Я скрестил руки на груди в знак того, что моё решение является окончательным и обжалованию не подлежит, однако маму это, кажется, не убедило.
С другой стороны, думал я, в нынешнем состоянии её вообще сложно в чём-либо убедить. Известие о смерти деда не просто выбило её из колеи — оно стало
Опоры нашего Дома рушатся одна за другой. Сначала Кот, теперь дед. И она это чувствует острее, чем кто-либо из нас, — кроме Сони, разве что, недаром они с мамой так похожи. Сонная ведь тоже сама не своя после того, как из «мастерской» вышла.
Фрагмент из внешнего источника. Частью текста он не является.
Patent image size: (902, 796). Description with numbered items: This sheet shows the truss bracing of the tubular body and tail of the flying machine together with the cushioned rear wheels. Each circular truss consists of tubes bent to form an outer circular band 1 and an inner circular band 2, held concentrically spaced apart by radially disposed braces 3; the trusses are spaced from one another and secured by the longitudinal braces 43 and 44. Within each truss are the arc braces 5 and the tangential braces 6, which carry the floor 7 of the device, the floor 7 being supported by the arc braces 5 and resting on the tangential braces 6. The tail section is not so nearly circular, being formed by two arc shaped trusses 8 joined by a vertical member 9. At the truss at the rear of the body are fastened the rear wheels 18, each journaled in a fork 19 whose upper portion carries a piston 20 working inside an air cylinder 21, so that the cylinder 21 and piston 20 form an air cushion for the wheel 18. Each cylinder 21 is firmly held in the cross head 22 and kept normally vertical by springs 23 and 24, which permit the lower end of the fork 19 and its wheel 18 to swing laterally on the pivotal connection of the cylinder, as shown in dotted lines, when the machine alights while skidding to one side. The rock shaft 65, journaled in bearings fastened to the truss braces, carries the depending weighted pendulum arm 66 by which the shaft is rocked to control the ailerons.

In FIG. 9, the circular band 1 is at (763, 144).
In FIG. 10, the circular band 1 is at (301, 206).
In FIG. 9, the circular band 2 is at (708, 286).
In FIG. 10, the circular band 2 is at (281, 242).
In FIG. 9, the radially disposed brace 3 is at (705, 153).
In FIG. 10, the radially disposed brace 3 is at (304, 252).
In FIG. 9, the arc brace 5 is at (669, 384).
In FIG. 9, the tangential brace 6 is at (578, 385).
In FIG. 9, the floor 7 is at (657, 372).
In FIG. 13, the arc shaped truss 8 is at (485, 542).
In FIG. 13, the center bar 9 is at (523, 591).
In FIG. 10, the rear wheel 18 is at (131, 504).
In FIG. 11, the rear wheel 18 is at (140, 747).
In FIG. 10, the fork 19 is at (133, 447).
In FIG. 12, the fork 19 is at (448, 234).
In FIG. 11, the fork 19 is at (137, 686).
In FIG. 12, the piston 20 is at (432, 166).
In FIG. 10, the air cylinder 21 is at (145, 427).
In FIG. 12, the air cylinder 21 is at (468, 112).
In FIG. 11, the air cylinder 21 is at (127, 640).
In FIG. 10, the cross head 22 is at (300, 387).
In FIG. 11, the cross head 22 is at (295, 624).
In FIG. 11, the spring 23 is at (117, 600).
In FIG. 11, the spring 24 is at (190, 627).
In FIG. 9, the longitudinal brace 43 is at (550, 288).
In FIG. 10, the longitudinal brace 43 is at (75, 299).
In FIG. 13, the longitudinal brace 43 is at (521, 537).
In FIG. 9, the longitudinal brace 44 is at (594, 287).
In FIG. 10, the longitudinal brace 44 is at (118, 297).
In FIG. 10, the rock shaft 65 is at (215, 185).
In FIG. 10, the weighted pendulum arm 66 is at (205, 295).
Впрочем, для меня это ничего не меняет. Я не могу уехать. Слишком поздно. Ещё вчера я бы, скорее всего, согласился. К тому же, деда я любил не меньше, чем остальные.
Но письмо Атаманова в одночасье изменило мою жизнь. Моя Цель близка как никогда — я это чувствую. Я не ошибаюсь. Не теперь.
Конечно, Проект, как я уже упоминал, структура самодостаточная. Если Кота обнаружат, ей уже не удастся уйти так просто. И всё же сам факт того, что её могут найти без меня, сводит меня с ума. Я должен быть здесь, возле «машин», я должен быть на связи. А дед всё равно уже умер. Ему уже безразлично, приеду я или нет. К счастью, я никогда не был подвержен религиозным заблуждениям. Человек либо жив, либо мёртв…
Да, конечно. Призрак Кота. Должен признать, это был существенный удар по моему материалистическому образу мысли. Однако это могло быть чем-то вроде галлюцинации, помрачения рассудка. В конце концов, вот уже семь лет Кот для меня не столько сестра, сколько idee fixe. А тут ещё Лохматый со своими выходками… Как знать, возможно я, почти как в песне «Наутилуса», сам придумал своего Кота.
Ведь может же такое случиться в нашем скорбном доме, верно?
О, я никогда не строил иллюзий относительно собственной «нормальности». Да бросьте, возможно ли оставаться нормальным, живя с безумцами? Ответ очевиден любому.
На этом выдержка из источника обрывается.